Caifás no reconoce al Mesías, al auténtico descendiente del rey David, a Aquél para el cual se creó la dinastía. Ningún sucesor de David fue medianamente digno de su condición. La línea dinástica quedó hecha trizas casi desde el principio, muy pronto en Israel, el reino del norte, y luego en Judá.
El Domingo de Ramos, Jesús quiso manifestar su condición de descendiente legítimo de David. Quiso ser aclamado como Rey, según la costumbre antigua, subido al borriquillo real, a la cabalgadura más segura, y humilde, que hasta entonces utilizaron sus antecesores.
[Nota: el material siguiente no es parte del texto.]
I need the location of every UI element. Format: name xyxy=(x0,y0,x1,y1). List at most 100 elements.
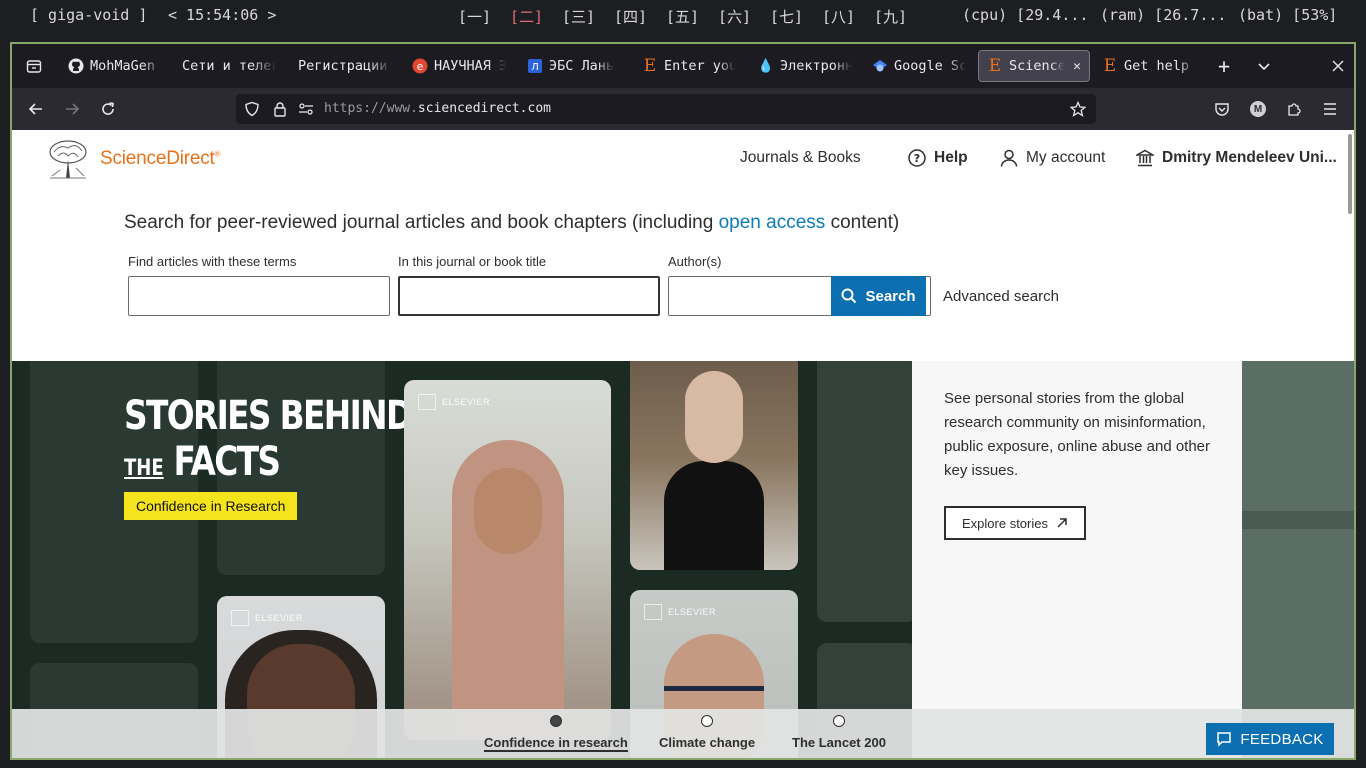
tab-github[interactable]: MohMaGen ( xyxy=(60,50,170,82)
clock: < 15:54:06 > xyxy=(168,6,277,24)
hero-description: See personal stories from the global res… xyxy=(944,390,1211,479)
url-bar[interactable]: https://www.sciencedirect.com xyxy=(236,94,1096,124)
search-button[interactable]: Search xyxy=(831,276,926,316)
elsevier-watermark-text: ELSEVIER xyxy=(255,613,304,623)
terms-input[interactable] xyxy=(128,276,390,316)
search-button-label: Search xyxy=(865,287,916,305)
reload-button[interactable] xyxy=(94,95,122,123)
tab-title: ЭБС Лань xyxy=(549,58,615,74)
tab-google-scholar[interactable]: Google Sch xyxy=(864,50,974,82)
list-all-tabs-button[interactable] xyxy=(1250,52,1278,80)
tab-get-help[interactable]: E Get help w xyxy=(1094,50,1204,82)
photo-face xyxy=(474,468,542,554)
bookmark-star-icon[interactable] xyxy=(1070,101,1086,117)
my-account-label: My account xyxy=(1026,149,1106,166)
carousel-item-confidence[interactable]: Confidence in research xyxy=(484,715,628,752)
ram-usage: (ram) [26.7... xyxy=(1100,6,1227,24)
search-heading: Search for peer-reviewed journal article… xyxy=(124,212,899,234)
close-tab-icon[interactable]: ✕ xyxy=(1073,59,1081,74)
tab-title: Электронна xyxy=(780,58,852,74)
brand-text: ScienceDirect xyxy=(100,148,215,169)
close-icon xyxy=(1332,60,1344,72)
open-access-link[interactable]: open access xyxy=(719,212,826,233)
workspace-5[interactable]: [五] xyxy=(666,6,699,27)
back-button[interactable] xyxy=(22,95,50,123)
help-link[interactable]: ? Help xyxy=(908,149,968,167)
workspace-3[interactable]: [三] xyxy=(562,6,595,27)
decor-strip xyxy=(1242,361,1354,758)
pocket-button[interactable] xyxy=(1208,95,1236,123)
carousel-item-lancet[interactable]: The Lancet 200 xyxy=(792,715,886,750)
terms-field: Find articles with these terms xyxy=(124,254,390,316)
url-text[interactable]: https://www.sciencedirect.com xyxy=(324,101,551,116)
url-domain: sciencedirect.com xyxy=(417,101,551,116)
url-prefix: https://www. xyxy=(324,101,418,116)
arrow-right-icon xyxy=(66,103,80,115)
tab-electronic[interactable]: 💧 Электронна xyxy=(750,50,860,82)
tab-title: ScienceD xyxy=(1009,58,1066,74)
tab-lan[interactable]: Л ЭБС Лань xyxy=(519,50,629,82)
tab-sciencedirect[interactable]: E ScienceD ✕ xyxy=(978,50,1090,82)
elsevier-mark-icon xyxy=(231,610,249,626)
tab-title: Get help w xyxy=(1124,58,1196,74)
plus-icon: + xyxy=(1217,54,1231,78)
tab-title: НАУЧНАЯ ЭЛ xyxy=(434,58,506,74)
chevron-down-icon xyxy=(1258,63,1270,71)
navigation-toolbar: https://www.sciencedirect.com M xyxy=(12,88,1354,130)
account-button[interactable]: M xyxy=(1244,95,1272,123)
elsevier-mark-icon xyxy=(644,604,662,620)
tab-registrations[interactable]: Регистрации / xyxy=(290,50,400,82)
extensions-button[interactable] xyxy=(1280,95,1308,123)
system-status-bar: [ giga-void ] < 15:54:06 > [一] [二] [三] [… xyxy=(0,0,1366,32)
hero-badge: Confidence in Research xyxy=(124,492,298,520)
permissions-icon[interactable] xyxy=(298,102,314,116)
tab-enter-your[interactable]: E Enter your xyxy=(634,50,744,82)
battery-level: (bat) [53%] xyxy=(1238,6,1338,24)
site-header: ScienceDirect® Journals & Books ? Help M… xyxy=(12,130,1354,190)
firefox-view-button[interactable] xyxy=(20,52,48,80)
elsevier-watermark-text: ELSEVIER xyxy=(442,397,491,407)
page-scrollbar[interactable] xyxy=(1346,130,1354,758)
scrollbar-thumb[interactable] xyxy=(1348,134,1352,214)
lock-icon[interactable] xyxy=(272,101,288,117)
sciencedirect-logo[interactable]: ScienceDirect® xyxy=(44,138,221,180)
help-circle-icon: ? xyxy=(908,149,926,167)
carousel-dot xyxy=(832,715,845,727)
tab-title: Enter your xyxy=(664,58,736,74)
workspace-6[interactable]: [六] xyxy=(718,6,751,27)
terms-label: Find articles with these terms xyxy=(128,254,297,269)
menu-button[interactable] xyxy=(1316,95,1344,123)
shield-icon[interactable] xyxy=(244,101,260,117)
workspace-9[interactable]: [九] xyxy=(874,6,907,27)
workspace-4[interactable]: [四] xyxy=(614,6,647,27)
lan-icon: Л xyxy=(527,58,543,74)
workspace-2[interactable]: [二] xyxy=(510,6,543,27)
decor-block xyxy=(817,361,917,622)
workspace-8[interactable]: [八] xyxy=(822,6,855,27)
workspace-1[interactable]: [一] xyxy=(458,6,491,27)
github-icon xyxy=(68,58,84,74)
my-account-link[interactable]: My account xyxy=(1000,149,1105,167)
forward-button[interactable] xyxy=(58,95,86,123)
feedback-button[interactable]: FEEDBACK xyxy=(1206,723,1334,755)
tab-networks[interactable]: Сети и телекс xyxy=(174,50,284,82)
advanced-search-link[interactable]: Advanced search xyxy=(943,288,1059,305)
photo-glasses xyxy=(664,686,764,706)
journal-input[interactable] xyxy=(398,276,660,316)
tab-elibrary[interactable]: e НАУЧНАЯ ЭЛ xyxy=(404,50,514,82)
elsevier-icon: E xyxy=(643,56,657,76)
registered-mark: ® xyxy=(214,149,221,159)
explore-stories-button[interactable]: Explore stories xyxy=(944,506,1086,540)
cpu-usage: (cpu) [29.4... xyxy=(962,6,1089,24)
carousel-item-climate[interactable]: Climate change xyxy=(659,715,755,750)
help-label: Help xyxy=(934,149,968,166)
close-window-button[interactable] xyxy=(1324,52,1352,80)
journals-books-link[interactable]: Journals & Books xyxy=(740,149,861,167)
elsevier-watermark: ELSEVIER xyxy=(644,604,716,620)
elsevier-mark-icon xyxy=(418,394,436,410)
tab-title: Google Sch xyxy=(894,58,966,74)
institution-link[interactable]: Dmitry Mendeleev Uni... xyxy=(1136,149,1337,167)
new-tab-button[interactable]: + xyxy=(1210,52,1238,80)
chat-bubble-icon xyxy=(1217,732,1232,747)
workspace-7[interactable]: [七] xyxy=(770,6,803,27)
No utiliza legiones de ángeles, ni de partidarios organizados en orden de batalla. Su autoridad es moral, espiritual. Y el gobierno que pretende no es el gobierno temporal, sino que se ofrece a los corazones libres de los hombres que le reconozcan y le aclamen. Queremos, ¡quiero!, que reine Cristo.
Para reinar debe vencer al enemigo atrincherado para darle muerte. Hay que jugarse el todo por el todo. Si logra matar, vencerá, piensa. Jesús ve las cosas de otro modo, verdaderamente sobrehumano: -Si me matan, porque yo no quiero matar, venceré.
Los cristianos queremos vencer al modo de Cristo. No ganamos cuando salimos triunfadores en este mundo. Esos triunfos efímeros quedan para el enemigo, que piensa que con acumulación de victorias lograran la definitiva. No tienen otra opción más que repetir una tras otra. El triunfo de Cristo tras la humillación de su Pasión y de su Muerte es la Resurrección, una victoria definitiva. Porque "mi Reino no es de este mundo".